Arrive at doctor’s office. There are many things “for sale” … odd. I go back and answer at least 500 questions for a nurse who seems genuinely interested in whether or not my facial hair growth has increased a little, a lot, or not at all over the last year. She ushers me into another room where I await “The Doctor”.
“The Doctor” is a small man … suspiciously creepy looking, but harmless. He sits down with some kind of chart generated by the questioning nurse and goes on to describe my life as if he’s been stalking me … and not from afar. I mean this guy is telling me the times of day that I am pissy and the time of day that I’m hungry and what I would eat at that particular time as if he’s been filming me. He KNOWS me. I cry. He pats my knee. I feel as if he is my savior … he will fix me … all will be well.
To be fixed, I will only need a saliva test that costs about a hundred bucks. Then I will need a urine collection test … another hundred bucks. I’ll also need a blood test ~ insurance will pick that up. OK … good deal. I take the collection kits and head home.

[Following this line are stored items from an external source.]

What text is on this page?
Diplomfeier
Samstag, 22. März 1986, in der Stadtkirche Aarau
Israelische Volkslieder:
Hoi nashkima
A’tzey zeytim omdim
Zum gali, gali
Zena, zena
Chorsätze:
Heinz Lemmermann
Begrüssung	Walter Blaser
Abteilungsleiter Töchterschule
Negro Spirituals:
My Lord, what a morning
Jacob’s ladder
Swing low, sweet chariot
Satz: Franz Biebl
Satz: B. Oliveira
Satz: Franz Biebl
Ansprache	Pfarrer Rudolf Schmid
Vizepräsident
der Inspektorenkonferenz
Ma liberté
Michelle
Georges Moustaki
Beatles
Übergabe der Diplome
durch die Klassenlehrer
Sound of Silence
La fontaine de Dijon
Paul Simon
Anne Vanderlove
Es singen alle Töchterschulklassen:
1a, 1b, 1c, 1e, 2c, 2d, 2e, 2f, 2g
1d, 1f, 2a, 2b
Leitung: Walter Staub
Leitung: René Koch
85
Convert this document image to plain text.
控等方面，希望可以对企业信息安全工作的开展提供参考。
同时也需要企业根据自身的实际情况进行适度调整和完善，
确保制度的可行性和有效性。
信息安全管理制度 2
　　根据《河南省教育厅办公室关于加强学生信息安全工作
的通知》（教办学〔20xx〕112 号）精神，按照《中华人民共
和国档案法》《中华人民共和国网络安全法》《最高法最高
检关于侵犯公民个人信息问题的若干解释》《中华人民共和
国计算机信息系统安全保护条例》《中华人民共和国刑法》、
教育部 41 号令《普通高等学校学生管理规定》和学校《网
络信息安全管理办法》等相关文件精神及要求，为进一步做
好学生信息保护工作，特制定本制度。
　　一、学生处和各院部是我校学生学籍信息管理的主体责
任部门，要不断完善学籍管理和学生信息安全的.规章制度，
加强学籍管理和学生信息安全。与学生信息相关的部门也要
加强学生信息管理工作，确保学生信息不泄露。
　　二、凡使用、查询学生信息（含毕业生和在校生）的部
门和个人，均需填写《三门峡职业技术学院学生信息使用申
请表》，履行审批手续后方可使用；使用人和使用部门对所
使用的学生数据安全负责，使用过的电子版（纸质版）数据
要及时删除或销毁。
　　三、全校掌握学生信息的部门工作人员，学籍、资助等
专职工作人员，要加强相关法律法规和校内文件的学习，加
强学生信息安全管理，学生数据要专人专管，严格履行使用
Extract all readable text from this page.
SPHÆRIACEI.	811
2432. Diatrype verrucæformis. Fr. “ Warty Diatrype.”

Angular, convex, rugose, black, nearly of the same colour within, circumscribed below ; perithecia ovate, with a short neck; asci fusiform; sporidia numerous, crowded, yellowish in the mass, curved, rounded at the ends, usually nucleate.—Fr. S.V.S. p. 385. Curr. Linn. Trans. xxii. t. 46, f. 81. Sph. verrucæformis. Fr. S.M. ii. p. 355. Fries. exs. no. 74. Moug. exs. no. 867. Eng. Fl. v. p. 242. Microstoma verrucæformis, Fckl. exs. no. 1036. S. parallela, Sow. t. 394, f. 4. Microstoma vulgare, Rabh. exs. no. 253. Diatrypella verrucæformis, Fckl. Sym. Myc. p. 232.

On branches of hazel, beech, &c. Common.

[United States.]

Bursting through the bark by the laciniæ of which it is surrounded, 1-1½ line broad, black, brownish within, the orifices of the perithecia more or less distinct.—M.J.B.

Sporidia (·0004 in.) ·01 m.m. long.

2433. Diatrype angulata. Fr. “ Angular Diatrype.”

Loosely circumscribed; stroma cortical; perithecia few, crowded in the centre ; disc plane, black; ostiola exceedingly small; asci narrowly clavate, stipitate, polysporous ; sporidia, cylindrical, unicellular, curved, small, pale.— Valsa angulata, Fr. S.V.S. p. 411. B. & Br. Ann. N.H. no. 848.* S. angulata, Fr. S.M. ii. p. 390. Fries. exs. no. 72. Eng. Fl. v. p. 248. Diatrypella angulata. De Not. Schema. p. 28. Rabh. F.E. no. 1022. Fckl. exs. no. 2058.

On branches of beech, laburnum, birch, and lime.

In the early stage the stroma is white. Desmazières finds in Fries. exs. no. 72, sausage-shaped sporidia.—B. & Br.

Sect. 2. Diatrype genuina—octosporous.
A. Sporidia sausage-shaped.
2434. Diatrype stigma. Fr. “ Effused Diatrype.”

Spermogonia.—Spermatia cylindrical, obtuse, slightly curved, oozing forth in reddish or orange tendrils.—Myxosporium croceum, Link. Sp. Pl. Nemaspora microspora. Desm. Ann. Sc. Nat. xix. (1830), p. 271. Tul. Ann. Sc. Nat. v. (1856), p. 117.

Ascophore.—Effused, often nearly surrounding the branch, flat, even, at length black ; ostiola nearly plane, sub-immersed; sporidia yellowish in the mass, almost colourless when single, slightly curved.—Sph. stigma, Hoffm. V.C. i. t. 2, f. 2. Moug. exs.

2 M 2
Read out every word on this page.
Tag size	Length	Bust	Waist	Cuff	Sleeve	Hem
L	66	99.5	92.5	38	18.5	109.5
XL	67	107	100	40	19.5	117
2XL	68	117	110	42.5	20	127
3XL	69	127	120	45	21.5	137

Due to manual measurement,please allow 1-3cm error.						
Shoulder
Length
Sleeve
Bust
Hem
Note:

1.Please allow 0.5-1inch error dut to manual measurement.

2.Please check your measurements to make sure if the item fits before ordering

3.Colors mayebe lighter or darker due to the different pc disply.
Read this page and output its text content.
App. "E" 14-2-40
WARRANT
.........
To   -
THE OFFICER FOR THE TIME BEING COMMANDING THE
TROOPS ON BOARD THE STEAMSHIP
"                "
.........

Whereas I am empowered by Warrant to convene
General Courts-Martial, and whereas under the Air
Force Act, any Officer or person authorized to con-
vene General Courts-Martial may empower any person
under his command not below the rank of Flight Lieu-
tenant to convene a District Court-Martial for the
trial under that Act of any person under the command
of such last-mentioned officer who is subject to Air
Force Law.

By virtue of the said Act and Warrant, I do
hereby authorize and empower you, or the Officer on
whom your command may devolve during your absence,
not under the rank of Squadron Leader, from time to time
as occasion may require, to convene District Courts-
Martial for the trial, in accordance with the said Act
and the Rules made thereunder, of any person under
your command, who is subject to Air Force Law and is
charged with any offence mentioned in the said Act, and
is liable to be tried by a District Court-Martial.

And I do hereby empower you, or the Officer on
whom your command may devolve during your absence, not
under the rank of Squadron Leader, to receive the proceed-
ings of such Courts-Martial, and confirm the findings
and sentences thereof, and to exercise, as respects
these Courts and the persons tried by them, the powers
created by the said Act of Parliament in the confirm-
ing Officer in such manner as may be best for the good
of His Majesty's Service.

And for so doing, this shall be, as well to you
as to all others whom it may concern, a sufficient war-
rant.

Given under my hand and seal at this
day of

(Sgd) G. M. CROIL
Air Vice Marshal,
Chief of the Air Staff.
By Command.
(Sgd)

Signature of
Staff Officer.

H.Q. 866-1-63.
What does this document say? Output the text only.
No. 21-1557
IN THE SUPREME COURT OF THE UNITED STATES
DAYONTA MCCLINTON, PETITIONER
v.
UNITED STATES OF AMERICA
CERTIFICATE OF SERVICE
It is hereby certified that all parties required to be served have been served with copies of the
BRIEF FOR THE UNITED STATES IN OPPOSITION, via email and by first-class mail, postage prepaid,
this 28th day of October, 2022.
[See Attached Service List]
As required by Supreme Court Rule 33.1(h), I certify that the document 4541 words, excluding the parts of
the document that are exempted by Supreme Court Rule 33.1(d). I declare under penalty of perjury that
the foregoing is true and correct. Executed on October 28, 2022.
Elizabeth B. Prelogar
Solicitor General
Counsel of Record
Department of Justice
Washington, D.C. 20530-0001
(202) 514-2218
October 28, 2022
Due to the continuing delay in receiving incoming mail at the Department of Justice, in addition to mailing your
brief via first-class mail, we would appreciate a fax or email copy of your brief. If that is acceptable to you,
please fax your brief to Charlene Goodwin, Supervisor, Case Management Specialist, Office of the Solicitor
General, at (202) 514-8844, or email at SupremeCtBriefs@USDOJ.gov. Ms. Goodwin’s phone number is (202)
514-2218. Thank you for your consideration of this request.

I do the spit test the next day. Easy. Well, not really easy … it’s kind of hard to spit enough to fill up a test tube. Write the check and ship.
It takes two weeks to get the urine test done because I got my stupid period and did it wrong the first time. I finally get that one finished and shipped and get my blood drawn in the meantime. Moving right along.
I ask everyone, “Do you see this buffalo hump?” They all answer, “What?” I finally quit asking, but I’m pretty sure it’s getting worse.
Finally, six weeks later, all my tests results are in and I go for my appointment. Hormonally, I am a trainwreck. I have no testosterone, no progesterone, and the iodine levels of someone from Appalachia who eats tree bark and has never ingested table salt, and a twitchy thyroid. All correctable. All I will need is weekly injections, a few of these tablets, a prescription for that, some cream rubbed here and more exercise. Great … let’s do this thing. We both stand up to leave and then I remember …
“Oh yhea … what about my buffalo hump?”
“What?”
“This”, I say, patting my back.
“You don’t have a buffalo hump. What are you talking about?”